Many users multipath the network setup too by setting up net bonding.

Sunil

Piotr Teodorowski wrote:
> Hi,
>
> I've cluster ocfs2 with 8 nodes and 2 devices mapped from Disk Storage 
> to this nodes (disks are formatted, file systems ocfs created)
>
> I can start the cluster on each node and mount device - this works fine.
>
> Let say my first node name is host1 and node numer is 0 and ip address 
> 172.28.4.1
> my second node name is host2 node number 1 and ip address 172.28.4.2 
> and i do nothing on other nodes (but the device is mounted on every node).
>
> when I run find /mount_point -type f on host1 it searches and displays 
> files.
> Before the find ends,  on host2 I remove IP address from interface 
> (the network connection is broken) and the find on host1 freeze.
> This is the log on host1:
>
> Jun 24 12:36:33 host1 kernel: [ 1816.861233] o2net: connection to node 
> host2 (num 1) at 172.28.4.2:7777 has been idle for 30.0 seconds, 
> shutting it down.
> Jun 24 12:36:33 host1 kernel: [ 1816.861242] 
> (0,5):o2net_idle_timer:1468 here are some times that might help debug 
> the situation: (tmr 1245839763.115691 now 1245839793.115494 dr 
> 1245839763.115676 adv 1245839763.115691:1245839763.115691 func 
> (cd6c8a07:500) 1245839758.695001:1245839758.695003)
> Jun 24 12:36:33 host1 kernel: [ 1816.861260] o2net: no longer 
> connected to node host2 (num 1) at 172.28.4.2:7777
>
> Few minutes later the find can search again (I do not kill the proccess)
> and I have in my logs:
> Jun 24 12:38:41 host1 kernel: [ 2011.612478] 

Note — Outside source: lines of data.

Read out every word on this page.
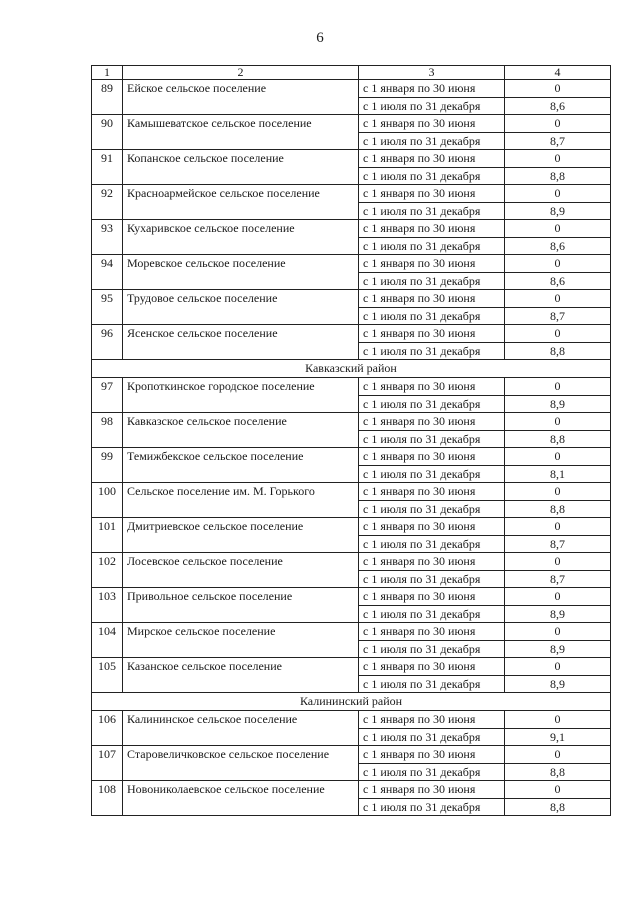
6
1	2	3	4
89	Ейское сельское поселение	с 1 января по 30 июня	0
		с 1 июля по 31 декабря	8,6
90	Камышеватское сельское поселение	с 1 января по 30 июня	0
		с 1 июля по 31 декабря	8,7
91	Копанское сельское поселение	с 1 января по 30 июня	0
		с 1 июля по 31 декабря	8,8
92	Красноармейское сельское поселение	с 1 января по 30 июня	0
		с 1 июля по 31 декабря	8,9
93	Кухаривское сельское поселение	с 1 января по 30 июня	0
		с 1 июля по 31 декабря	8,6
94	Моревское сельское поселение	с 1 января по 30 июня	0
		с 1 июля по 31 декабря	8,6
95	Трудовое сельское поселение	с 1 января по 30 июня	0
		с 1 июля по 31 декабря	8,7
96	Ясенское сельское поселение	с 1 января по 30 июня	0
		с 1 июля по 31 декабря	8,8
Кавказский район			
97	Кропоткинское городское поселение	с 1 января по 30 июня	0
		с 1 июля по 31 декабря	8,9
98	Кавказское сельское поселение	с 1 января по 30 июня	0
		с 1 июля по 31 декабря	8,8
99	Темижбекское сельское поселение	с 1 января по 30 июня	0
		с 1 июля по 31 декабря	8,1
100	Сельское поселение им. М. Горького	с 1 января по 30 июня	0
		с 1 июля по 31 декабря	8,8
101	Дмитриевское сельское поселение	с 1 января по 30 июня	0
		с 1 июля по 31 декабря	8,7
102	Лосевское сельское поселение	с 1 января по 30 июня	0
		с 1 июля по 31 декабря	8,7
103	Привольное сельское поселение	с 1 января по 30 июня	0
		с 1 июля по 31 декабря	8,9
104	Мирское сельское поселение	с 1 января по 30 июня	0
		с 1 июля по 31 декабря	8,9
105	Казанское сельское поселение	с 1 января по 30 июня	0
		с 1 июля по 31 декабря	8,9
Калининский район			
106	Калининское сельское поселение	с 1 января по 30 июня	0
		с 1 июля по 31 декабря	9,1
107	Старовеличковское сельское поселение	с 1 января по 30 июня	0
		с 1 июля по 31 декабря	8,8
108	Новониколаевское сельское поселение	с 1 января по 30 июня	0
		с 1 июля по 31 декабря	8,8
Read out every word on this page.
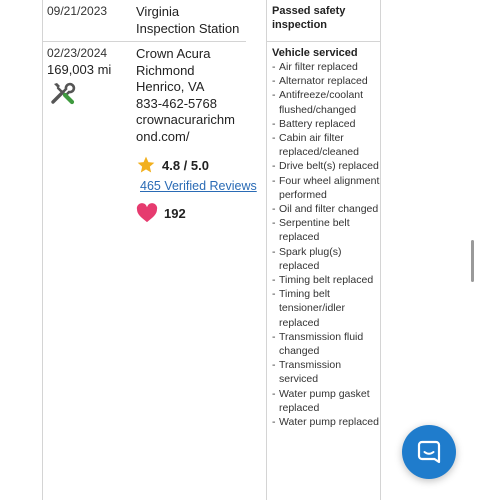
09/21/2023 Virginia
Inspection Station
Passed safety
inspection
02/23/2024
169,003 mi
Crown Acura
Richmond
Henrico, VA
833-462-5768
crownacurarichm
ond.com/
4.8 / 5.0
465 Verified Reviews
192
Vehicle serviced
- Air filter replaced
- Alternator replaced
- Antifreeze/coolant flushed/changed
- Battery replaced
- Cabin air filter replaced/cleaned
- Drive belt(s) replaced
- Four wheel alignment performed
- Oil and filter changed
- Serpentine belt replaced
- Spark plug(s) replaced
- Timing belt replaced
- Timing belt tensioner/idler replaced
- Transmission fluid changed
- Transmission serviced
- Water pump gasket replaced
- Water pump replaced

> (5935,0):o2dlm_eviction_cb:258 o2dlm has evicted node 1 from group 
> C9113043842642AD9694FDF0E9BE6E29
> Jun 24 12:38:42 host1 kernel: [ 2013.370655] 
> (5950,5):dlm_get_lock_resource:839 
> C9113043842642AD9694FDF0E9BE6E29:$RECOVERY: at least one node (1) to 
> recover before lock mastery can begin
> Jun 24 12:38:42 host1 kernel: [ 2013.370661] 
> (5950,5):dlm_get_lock_resource:873 C9113043842642AD9694FDF0E9BE6E29: 
> recovery map is not empty, but must master $RECOVERY lock now
> Jun 24 12:38:42 host1 kernel: [ 2013.378061] 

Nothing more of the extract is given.